Cole drove her through Chicago with both hands on the wheel and almost nothing to say.

The city slid by in wet streaks, river light and brake lights and windows full of people living ordinary evenings Avery suddenly envied with her whole body.

“Who is Victor Soren?” she asked.

Cole’s jaw moved once.

It was too small to be a reaction unless you were already looking for one.

“Why do you know that name?” he said.

“I do not,” Avery said.

“You just told me I should.”

For a few blocks, only the tires answered.

Then Cole said Soren had been Damien’s uncle’s partner, the patient architect behind the organization Damien now controlled.

He said Soren had stepped back in public, which Avery had already learned was the kind of phrase men used when they meant a snake had gone under the floorboards.

He said Sal Caruso, the man who stole the letters, had always belonged to Soren.

Avery looked out at the rain and thought of Eli’s small hand in hers.

“So Soren broke us apart,” she said.

Cole did not answer quickly.

“Soren built the man Damien became,” he said.

The safe house was a narrow Pilsen brownstone with nothing on the outside to warn the world what kind of fear had been carried inside.

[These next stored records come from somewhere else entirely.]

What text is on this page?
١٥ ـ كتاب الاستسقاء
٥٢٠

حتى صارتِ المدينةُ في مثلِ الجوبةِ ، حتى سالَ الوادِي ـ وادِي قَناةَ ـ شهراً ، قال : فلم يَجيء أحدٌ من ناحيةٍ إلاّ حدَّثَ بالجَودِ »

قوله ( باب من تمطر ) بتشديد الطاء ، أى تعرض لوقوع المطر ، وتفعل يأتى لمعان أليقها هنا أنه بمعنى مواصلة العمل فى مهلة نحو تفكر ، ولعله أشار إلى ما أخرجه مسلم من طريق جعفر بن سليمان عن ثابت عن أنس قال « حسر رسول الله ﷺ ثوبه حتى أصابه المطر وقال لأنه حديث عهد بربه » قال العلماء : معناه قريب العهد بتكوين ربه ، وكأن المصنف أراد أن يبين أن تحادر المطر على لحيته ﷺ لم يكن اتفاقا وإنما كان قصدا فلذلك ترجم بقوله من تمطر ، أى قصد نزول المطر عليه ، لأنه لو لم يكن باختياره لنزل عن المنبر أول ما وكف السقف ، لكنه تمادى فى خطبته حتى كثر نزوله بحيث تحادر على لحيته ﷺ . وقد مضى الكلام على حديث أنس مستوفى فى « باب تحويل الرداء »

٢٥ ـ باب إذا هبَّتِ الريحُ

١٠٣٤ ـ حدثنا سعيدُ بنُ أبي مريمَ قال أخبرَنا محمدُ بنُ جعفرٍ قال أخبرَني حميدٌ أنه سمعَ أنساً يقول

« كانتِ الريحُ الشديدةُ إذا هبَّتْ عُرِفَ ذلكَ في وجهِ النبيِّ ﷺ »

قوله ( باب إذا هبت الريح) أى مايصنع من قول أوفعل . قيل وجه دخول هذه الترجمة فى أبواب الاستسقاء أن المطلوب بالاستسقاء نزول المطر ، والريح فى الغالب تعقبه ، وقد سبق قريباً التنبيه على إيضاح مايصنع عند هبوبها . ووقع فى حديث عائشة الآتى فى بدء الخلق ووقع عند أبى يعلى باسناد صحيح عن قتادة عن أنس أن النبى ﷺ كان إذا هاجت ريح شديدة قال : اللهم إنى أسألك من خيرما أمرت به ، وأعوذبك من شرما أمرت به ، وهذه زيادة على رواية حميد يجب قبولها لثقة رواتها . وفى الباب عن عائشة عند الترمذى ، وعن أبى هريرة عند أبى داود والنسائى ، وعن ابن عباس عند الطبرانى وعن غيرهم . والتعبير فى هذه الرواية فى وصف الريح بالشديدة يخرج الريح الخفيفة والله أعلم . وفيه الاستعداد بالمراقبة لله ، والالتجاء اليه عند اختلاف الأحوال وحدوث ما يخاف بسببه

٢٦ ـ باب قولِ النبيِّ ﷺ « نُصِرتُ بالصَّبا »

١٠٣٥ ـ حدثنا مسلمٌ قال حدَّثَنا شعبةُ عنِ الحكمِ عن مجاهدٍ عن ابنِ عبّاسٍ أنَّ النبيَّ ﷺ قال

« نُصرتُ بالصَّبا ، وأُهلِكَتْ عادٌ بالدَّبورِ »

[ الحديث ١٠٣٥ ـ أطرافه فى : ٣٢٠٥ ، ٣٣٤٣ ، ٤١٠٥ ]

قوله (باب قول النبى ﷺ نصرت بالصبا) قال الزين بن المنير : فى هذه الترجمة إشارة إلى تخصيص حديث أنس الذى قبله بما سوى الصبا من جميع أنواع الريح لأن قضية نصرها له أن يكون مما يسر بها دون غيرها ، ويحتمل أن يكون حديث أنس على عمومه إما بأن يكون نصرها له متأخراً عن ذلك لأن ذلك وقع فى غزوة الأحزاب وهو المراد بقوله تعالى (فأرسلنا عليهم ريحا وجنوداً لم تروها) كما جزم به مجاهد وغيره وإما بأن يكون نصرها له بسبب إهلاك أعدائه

Damien was sitting at the end of a table beneath a wall of maps, his left hand wrapped in gauze and a thin cut drying along his hairline.

The sight of him alive hit Avery so hard she got angry at it.

“You went through a window?” she asked.

“Someone else came through it first,” Damien said.

“We disagreed about direction.”

It was the kind of answer a man gave when he did not want to admit he had nearly died.

Avery pulled out a chair and sat down.

“Tell me about Soren.”

The room changed.

Three men along the far wall shifted their weight, and Cole went still behind her in a way that made Avery’s skin prickle.

Damien looked from her to Cole, then back again.

“Soren arranged the letters,” he said.